STERLING HEIGHTS, Mich. - The restrictions have been lifted and businesses are reopening on the other side of the pandemic. Many are returning to old settings they left more than a year ago.
But some never left. It's been a long time since cooking an omelet - or eating one at a restaurant - wasn't a potential health hazard for the cook and the customer. But at Dodge Park Coney Island in Sterling Heights, we found both.
"Where do I begin? This past year I can tell you, you can describe it best as a tsunami. It just wipes you all out," said Pashko Ujkaj, of Dodge Park Coney Island.
Like most restaurants, Dodge Park didn't have the option of remote work.
"This is one of the few industries that you cannot work from home. You cannot do the job from home. At the same time, if you try to do it in-person, you have the most restrictions that exist because of your encounter with individuals," said Ujkah. "I mean, we make your food."
SItting and enjoying some of that food were officers with the Sterling Heights Police Department. They didn't have a break from the workflow either.
But that doesn't mean it wasn't a challenge.
"Well, obviously the biggest one for me was trying to stay healthy. Being able to do our job effectively but yet having to juggle everything going on with the virus. We had to change kind of how we do things to adapt to it," said Officer Steve Kujat. "At times, that was frustrating."
"It’s a job I love," said Jacob Lopez, another officer. "They say it’s not a career you get into for the money."
Lopez and Kujat were out eating together, neither holding a mask. A year ago, that might have felt like an abnormal sight. But now, it's the life many are returning to.

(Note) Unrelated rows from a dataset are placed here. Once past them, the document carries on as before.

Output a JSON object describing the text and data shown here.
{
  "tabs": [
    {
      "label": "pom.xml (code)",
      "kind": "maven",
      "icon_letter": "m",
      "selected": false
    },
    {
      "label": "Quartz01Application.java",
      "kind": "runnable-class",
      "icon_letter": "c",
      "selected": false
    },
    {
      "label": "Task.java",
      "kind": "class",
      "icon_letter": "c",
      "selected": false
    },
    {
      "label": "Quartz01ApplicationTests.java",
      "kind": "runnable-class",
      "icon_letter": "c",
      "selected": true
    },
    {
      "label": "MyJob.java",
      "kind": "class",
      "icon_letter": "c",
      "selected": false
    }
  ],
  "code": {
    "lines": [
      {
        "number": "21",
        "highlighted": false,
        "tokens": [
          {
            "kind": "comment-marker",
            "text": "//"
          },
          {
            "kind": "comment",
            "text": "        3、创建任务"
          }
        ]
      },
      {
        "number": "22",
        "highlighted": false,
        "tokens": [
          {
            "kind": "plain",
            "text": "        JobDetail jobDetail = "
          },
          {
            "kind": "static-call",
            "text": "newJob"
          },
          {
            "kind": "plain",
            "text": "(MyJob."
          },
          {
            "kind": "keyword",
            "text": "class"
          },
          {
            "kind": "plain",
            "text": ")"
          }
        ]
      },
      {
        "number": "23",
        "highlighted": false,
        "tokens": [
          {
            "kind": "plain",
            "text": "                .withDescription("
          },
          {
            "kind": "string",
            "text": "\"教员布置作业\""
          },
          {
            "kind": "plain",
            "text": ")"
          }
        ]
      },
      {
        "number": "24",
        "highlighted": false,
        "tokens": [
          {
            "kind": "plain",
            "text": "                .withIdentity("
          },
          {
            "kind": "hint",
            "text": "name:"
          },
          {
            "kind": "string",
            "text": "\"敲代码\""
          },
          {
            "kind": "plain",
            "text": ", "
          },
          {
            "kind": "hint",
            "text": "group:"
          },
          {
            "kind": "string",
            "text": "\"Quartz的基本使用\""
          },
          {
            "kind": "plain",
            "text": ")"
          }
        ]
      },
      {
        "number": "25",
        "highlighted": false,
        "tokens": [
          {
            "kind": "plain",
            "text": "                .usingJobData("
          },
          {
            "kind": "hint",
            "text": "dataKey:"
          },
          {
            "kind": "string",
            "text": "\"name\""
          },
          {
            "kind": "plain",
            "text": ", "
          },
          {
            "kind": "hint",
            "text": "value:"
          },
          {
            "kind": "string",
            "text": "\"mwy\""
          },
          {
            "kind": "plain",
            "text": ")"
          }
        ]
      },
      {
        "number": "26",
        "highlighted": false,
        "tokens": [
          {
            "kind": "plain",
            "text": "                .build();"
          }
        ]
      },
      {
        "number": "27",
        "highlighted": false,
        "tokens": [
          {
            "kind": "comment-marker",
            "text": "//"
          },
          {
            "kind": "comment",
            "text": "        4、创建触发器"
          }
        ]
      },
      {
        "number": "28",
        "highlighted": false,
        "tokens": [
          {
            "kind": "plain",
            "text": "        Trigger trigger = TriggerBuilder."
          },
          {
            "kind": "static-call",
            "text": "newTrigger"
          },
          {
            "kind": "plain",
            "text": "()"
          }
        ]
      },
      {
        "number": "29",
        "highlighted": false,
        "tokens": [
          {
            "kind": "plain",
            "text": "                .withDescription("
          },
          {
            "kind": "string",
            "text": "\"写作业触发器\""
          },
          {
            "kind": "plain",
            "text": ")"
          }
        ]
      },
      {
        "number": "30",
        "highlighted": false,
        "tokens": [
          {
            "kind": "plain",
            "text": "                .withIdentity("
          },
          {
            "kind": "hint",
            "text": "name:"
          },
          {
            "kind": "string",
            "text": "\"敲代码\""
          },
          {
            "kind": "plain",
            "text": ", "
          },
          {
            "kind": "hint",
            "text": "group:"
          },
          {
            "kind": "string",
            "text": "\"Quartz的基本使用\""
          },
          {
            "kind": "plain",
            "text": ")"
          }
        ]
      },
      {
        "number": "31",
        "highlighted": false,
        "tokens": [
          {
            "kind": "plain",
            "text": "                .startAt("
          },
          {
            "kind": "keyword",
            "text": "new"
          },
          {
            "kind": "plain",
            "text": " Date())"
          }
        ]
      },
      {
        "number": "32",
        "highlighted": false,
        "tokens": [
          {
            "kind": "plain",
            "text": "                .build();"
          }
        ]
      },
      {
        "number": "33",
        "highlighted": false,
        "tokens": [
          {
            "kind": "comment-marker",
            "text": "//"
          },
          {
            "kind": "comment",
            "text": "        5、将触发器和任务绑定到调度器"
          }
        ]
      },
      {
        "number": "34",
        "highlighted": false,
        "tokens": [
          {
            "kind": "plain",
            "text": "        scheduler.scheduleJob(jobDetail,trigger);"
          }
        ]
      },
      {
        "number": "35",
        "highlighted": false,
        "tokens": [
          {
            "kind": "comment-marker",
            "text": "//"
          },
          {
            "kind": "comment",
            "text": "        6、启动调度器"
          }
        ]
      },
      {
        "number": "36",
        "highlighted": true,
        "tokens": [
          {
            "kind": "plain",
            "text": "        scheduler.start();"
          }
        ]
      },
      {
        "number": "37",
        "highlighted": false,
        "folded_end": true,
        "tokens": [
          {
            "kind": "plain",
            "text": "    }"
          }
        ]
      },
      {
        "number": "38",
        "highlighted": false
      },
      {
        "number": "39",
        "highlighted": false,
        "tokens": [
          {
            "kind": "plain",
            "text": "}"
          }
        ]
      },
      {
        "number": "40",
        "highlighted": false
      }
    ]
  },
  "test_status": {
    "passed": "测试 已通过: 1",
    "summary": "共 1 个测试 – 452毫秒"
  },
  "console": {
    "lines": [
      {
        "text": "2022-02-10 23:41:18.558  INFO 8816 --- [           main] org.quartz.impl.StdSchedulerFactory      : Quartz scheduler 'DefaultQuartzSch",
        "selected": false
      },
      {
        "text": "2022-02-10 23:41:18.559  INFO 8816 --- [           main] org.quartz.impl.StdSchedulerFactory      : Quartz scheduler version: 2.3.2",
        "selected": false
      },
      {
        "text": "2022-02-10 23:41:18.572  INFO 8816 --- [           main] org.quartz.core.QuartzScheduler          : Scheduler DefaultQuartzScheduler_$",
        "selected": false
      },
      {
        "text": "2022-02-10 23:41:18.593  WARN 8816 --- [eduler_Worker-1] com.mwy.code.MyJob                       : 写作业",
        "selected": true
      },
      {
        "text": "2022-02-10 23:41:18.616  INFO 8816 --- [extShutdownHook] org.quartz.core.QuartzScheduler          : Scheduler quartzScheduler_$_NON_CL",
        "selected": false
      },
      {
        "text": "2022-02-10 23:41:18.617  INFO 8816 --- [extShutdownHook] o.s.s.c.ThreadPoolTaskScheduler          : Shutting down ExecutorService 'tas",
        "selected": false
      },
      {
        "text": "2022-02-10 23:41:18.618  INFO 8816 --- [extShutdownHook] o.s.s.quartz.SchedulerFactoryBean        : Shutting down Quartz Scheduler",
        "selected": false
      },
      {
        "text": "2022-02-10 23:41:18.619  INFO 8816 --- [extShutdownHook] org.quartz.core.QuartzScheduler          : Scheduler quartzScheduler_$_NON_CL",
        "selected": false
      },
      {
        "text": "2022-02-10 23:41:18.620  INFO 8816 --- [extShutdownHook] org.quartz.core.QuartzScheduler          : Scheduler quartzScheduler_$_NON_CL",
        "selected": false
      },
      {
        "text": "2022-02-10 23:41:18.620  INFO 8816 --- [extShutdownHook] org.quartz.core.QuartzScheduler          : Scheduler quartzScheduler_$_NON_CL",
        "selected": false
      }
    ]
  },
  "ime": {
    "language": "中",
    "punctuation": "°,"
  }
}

And yet, there is a sense of high alert that remains. Procedures and health guidelines due to the coronavirus still dominate the protocols of businesses.
At the same time, Pashko says he's grateful to be in the position of still running a store that survived the pandemic.
"That’s the sad part because no one ever thought something like this could happen to this industry, let alone the whole world," he said. "I think this is a perfect saying how people say ‘you don’t know what you have until you don’t have it.’ Some of the things we are getting back to and are able to do - I think we're going to be more appreciative."
That's an outlook that many are taking.
"You try to find the silver lining in everything. Obviously, I saw a lot of people spend time with their immediate family. A lot more families working from home so they got more quality time with each other, which I think was a plus," said Kujat.
"It feels good to get back to the normal things and it’s nice to see people out and about again," said Lopez. "The world is kind of coming back together piece by piece."